Interview with Alan Cyment
In this week’s interview, we introduce you to Alan Cyment, Certified Scrum Trainer.
Alan, the first native Spanish-speaking CST, loves seeing software development from a human perspective. He strives for honest, passion-driven, great-but-not-perfect emergent design. For software for humans, rather than machines; looking people in the eyes, rather than reading e-mail.
Let’s hear what Alan has to share with us:
What does ‘being Agile’ mean to you?
To me being agile means agreeing that, if this series of statements resonate with you, that means next Monday will be even happier than the previous one:
- Empiricism, not Intellectual Omnipotence
- The Middle Way, not the Extremes
- Unstable equilibrium between Chaos and Limits, Short-term and Long-term thinking, Pragmatism and Idealism
- Low-cost Error is an asset, not a liability
- Complexity when developing products and process can be mastered by Organic Growth
- Trust is the cornerstone of constructive group-work
- Technical Excellence and Minimalism lead to Malleable Products
- Focus allows combining Effort and Relaxation
- Constant Kaizen plus eventual Kaikaku can build an almighty Useful Utopia
- Perfect is the enemy of the Good
- The answer to How is Yes
When and how were you first introduced to Agile and Scrum? What caught your attention?
I first learned about Agile around 2005 when I was working as a RUP (Rational Unified Process) process engineer. There was no connection between the methodology we had designed and what teams actually did in order to succeed. I was initially attracted by its minimalism and the empirical approach to developing both the product and the process.
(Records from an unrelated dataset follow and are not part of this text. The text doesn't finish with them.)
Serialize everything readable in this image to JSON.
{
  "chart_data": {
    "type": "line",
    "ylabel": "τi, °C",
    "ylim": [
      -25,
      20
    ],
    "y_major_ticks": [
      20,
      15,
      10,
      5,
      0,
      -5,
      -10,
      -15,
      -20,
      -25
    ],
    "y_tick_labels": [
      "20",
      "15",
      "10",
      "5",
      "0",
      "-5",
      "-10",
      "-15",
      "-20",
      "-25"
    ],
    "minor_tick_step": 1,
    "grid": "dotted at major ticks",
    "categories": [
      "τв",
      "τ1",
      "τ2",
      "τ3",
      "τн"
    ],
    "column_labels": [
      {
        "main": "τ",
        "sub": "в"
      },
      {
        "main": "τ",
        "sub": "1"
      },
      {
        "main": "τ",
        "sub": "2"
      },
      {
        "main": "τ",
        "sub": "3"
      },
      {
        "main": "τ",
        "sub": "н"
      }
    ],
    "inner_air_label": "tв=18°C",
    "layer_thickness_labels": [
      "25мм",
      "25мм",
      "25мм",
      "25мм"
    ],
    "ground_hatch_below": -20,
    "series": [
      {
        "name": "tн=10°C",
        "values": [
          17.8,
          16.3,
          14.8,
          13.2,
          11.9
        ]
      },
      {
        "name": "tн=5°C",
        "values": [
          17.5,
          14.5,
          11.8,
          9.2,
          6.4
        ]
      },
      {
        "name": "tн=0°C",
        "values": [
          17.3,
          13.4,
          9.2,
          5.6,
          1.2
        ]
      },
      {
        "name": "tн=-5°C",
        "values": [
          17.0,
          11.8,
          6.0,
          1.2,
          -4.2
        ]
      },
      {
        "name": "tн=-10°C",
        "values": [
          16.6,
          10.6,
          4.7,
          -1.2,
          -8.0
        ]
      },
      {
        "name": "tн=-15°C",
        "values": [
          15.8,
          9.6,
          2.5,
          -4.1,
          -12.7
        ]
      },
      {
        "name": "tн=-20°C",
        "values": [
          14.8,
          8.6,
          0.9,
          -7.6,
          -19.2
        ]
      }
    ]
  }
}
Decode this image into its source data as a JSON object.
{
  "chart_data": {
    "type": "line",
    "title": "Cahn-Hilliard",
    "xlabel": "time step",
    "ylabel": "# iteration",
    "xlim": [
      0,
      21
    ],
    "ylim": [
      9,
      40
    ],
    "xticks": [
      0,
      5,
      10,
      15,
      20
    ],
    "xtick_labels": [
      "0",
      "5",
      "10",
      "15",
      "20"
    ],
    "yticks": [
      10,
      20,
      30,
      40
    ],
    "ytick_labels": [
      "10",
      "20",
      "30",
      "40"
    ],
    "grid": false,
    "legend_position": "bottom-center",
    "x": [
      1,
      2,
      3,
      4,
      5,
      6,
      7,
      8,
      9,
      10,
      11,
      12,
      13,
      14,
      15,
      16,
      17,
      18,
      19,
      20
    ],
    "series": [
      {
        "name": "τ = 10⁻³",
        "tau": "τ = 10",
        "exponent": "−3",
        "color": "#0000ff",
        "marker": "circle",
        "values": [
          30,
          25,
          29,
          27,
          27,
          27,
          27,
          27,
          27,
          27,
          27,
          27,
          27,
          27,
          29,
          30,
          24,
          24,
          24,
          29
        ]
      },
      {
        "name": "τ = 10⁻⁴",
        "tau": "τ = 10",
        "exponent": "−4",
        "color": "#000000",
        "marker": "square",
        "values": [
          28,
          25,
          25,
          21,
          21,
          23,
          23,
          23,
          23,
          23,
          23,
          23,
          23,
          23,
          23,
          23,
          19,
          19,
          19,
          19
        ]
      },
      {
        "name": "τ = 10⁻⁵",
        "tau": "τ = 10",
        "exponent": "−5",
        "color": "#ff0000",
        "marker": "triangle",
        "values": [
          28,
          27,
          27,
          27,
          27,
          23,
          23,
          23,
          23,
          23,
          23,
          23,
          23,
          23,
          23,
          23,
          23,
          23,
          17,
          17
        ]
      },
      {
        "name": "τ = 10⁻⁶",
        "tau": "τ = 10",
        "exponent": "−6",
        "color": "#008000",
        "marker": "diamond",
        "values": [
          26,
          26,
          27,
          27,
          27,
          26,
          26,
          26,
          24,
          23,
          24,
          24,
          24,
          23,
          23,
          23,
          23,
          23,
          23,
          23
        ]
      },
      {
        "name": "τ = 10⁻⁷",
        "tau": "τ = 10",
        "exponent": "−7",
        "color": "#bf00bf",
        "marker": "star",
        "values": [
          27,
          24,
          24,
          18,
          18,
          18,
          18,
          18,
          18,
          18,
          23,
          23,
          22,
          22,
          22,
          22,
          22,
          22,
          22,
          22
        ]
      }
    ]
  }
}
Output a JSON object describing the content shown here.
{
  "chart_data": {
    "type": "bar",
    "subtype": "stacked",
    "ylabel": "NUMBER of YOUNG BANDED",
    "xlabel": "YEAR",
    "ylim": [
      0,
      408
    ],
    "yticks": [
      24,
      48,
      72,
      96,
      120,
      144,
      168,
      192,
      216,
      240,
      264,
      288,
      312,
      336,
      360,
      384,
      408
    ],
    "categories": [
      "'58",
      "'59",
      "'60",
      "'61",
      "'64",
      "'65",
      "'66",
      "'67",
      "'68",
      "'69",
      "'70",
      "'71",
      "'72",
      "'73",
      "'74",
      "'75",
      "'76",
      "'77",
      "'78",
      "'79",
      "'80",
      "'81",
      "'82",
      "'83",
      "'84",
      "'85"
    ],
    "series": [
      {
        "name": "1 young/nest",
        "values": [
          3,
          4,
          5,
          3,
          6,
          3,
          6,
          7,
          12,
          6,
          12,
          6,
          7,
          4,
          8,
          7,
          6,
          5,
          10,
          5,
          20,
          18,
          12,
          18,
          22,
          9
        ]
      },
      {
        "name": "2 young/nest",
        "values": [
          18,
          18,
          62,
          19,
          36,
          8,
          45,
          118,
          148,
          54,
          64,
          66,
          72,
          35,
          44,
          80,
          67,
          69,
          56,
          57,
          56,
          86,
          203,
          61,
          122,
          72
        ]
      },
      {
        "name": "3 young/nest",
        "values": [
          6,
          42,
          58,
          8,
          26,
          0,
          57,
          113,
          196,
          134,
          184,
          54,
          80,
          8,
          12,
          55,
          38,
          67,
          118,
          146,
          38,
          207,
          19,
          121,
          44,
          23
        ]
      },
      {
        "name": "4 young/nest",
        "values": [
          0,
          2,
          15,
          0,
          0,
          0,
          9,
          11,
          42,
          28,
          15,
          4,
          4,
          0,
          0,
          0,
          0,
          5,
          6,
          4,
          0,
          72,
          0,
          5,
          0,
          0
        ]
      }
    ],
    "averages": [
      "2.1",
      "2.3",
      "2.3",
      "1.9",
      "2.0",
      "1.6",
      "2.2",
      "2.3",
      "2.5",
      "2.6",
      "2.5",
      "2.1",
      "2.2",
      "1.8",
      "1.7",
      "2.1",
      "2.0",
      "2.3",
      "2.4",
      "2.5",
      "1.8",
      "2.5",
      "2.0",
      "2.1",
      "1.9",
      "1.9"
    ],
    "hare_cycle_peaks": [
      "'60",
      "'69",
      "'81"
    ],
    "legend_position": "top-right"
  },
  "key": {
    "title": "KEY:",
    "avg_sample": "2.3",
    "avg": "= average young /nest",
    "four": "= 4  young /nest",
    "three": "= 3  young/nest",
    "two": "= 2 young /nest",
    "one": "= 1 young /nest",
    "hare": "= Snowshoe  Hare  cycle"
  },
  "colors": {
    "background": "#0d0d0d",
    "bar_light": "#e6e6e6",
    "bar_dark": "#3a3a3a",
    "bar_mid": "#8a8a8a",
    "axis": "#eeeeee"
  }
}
How do you contribute to spreading awareness about Agile and Scrum?
I fully agree with Bachan Anand: the best way to spread Agile and Scrum is by living and doing them in your daily work, and in life in general.
What are the expectations, in general, of the people who attend your classes? What kind of feedback do you get from them?
Many of the people who attend my classes expect to experience an immersion in the paradigm proposed by Scrum. The promise is to delve into the whys of Scrum. I find that even those who start the class asking for tools and practices leave the room surprised by the powerful effect theatre-based games can have on the way we see our work. Perhaps the most shocking, yet enriching feedback I often get is from people who joyfully decide to quit their jobs after attending the training. After all career-Kaikaku is what I strive for.
Do you see much interest for certified trainings? If yes, why do you think people are looking for certification?
I usually deliver “certified trainings,” which is way different from “certified students.” Many companies and people come looking for the latter, but the Scrum Alliance certifications focus on the former. A CSM course has a certified quality: it’s the trainer who has been certified, not the student’s understanding. Certified quality means “a respectable institution says this course rocks.” As in every ecosystem, when there is an abundance of offers, some people look for some kind of organizational backup.
After becoming a CSM or CSPO, what do you see as the next step for an individual?
I think it depends a lot on the person, so I will tell you what I did: I left the CSM ecstatic, so I decided to do whatever it took to start using Scrum. I quit my job, asked trainers if I can work as their assistant, and looked for a workplace where I would have the necessary freedom to experiment with the framework’s practices and values.
I wish the Scrum Alliance would offer a wide array of training options according to the career path the individual chooses. Maybe the CSD certification is a step in that direction, but I would like it if there was a parallel ScrumMaster and Product Owner learning track, with focus on facilitation and product development respectively.
What, in your opinion, are the best things about Agile?
The exquisite blend of freedom, discipline, playfulness, excellence and common sense you see in a great implementation.
Are there any drawbacks to Agile, in your perception?
I would talk more about weaknesses than drawbacks. To me the biggest risk when doing Agile is focusing too much on the short-term. Extremes, as in life, are dangerous: agility seems like a counter reaction to the drastic emphasis that waterfall puts on long-term.
Do you think it is a good idea to implement Agile and Scrum in non-IT teams?
Of course, as long as the work entails developing a complex product that can be malleable enough for iterations to be low-cost.
How long have you been working with Conscires, and how do you find the experience?
From the moment I met Bachan I knew that that rapport meant I would feel at home working with this company. After more than a year I can say my hunch was right.
Any other interesting thoughts/ideas that you wish to share with us…?
Yes, I think Shu-Ha-Ri should be considered harmful, but let’s postpone that discussion.